Blowing up a rival ship

(Image credit: Devolver Digital)

“We’d go to these post-GDC parties every night and just find a counter to set up the game, which was kind of fun. There weren’t any publishers walking by, but a lot of our longtime players and playtesters we met there,” Cribbs said.

Yan added that at one Day of the Devs event, an impromptu Mycopunk demo pulled enough of a crowd that other devs started setting up next to them.

“I think for us there was a lot of luck involved. But also, you pick your luck, right? You put yourself in a situation to be lucky. And I think we absolutely did that.”

Cat screensaver

(Image credit: Devolver Digital)

That luck manifested in a meeting with Devolver Digital. The publisher kept in touch after GDC, but Pigeons at Play wouldn’t ink a deal until September 2024, four months after they’d already turned Mycopunk in and gotten an A.

“Actually no, we didn’t get an A because [the class] was pass/fail. So we passed,” Yan clarified. “If we’d gotten an A, that would’ve been much better for my GPA.”
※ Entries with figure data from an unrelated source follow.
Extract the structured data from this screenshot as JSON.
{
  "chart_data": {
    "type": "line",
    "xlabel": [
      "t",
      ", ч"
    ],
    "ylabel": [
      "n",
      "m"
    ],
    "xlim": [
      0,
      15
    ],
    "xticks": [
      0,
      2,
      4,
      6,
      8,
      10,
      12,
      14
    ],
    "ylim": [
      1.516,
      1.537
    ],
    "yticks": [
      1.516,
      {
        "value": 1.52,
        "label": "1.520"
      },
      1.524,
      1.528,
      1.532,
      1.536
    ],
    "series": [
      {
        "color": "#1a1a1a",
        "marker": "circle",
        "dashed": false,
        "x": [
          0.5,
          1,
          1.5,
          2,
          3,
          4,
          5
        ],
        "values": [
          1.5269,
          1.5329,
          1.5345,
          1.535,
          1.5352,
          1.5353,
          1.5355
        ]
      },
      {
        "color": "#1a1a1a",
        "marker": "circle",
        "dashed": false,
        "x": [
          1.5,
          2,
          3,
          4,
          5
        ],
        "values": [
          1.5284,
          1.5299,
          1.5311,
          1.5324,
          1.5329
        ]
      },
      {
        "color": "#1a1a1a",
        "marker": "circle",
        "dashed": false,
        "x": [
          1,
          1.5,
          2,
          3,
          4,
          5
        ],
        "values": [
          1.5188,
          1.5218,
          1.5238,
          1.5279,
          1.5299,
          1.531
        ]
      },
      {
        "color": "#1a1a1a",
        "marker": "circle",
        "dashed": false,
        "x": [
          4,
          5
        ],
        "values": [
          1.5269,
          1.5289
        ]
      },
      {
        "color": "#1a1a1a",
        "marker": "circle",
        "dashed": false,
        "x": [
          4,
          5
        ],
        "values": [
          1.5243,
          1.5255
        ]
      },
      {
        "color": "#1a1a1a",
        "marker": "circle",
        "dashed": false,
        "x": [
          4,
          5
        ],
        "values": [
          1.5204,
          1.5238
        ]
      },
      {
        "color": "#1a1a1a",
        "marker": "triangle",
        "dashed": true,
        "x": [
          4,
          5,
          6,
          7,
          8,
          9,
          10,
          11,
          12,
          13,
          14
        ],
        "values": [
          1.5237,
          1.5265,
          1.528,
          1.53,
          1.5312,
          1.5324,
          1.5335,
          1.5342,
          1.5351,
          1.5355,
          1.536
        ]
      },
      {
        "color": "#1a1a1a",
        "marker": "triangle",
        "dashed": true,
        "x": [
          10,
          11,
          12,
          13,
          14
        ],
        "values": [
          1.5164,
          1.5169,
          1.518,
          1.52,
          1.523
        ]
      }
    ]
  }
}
While the traditional “make a prototype, find a publisher” route is just one way to go about game development—others just make a great game and then publish it themselves—Pigeons at Play believes there are lots of great games that never make it out of the classroom because students don’t consider it a real possibility.

“We hope that students at NYU and other schools will take this as an example that you can pitch games so long as you have a concrete plan,” Yan said, “and most importantly, that your demo is fun. It doesn’t happen enough.”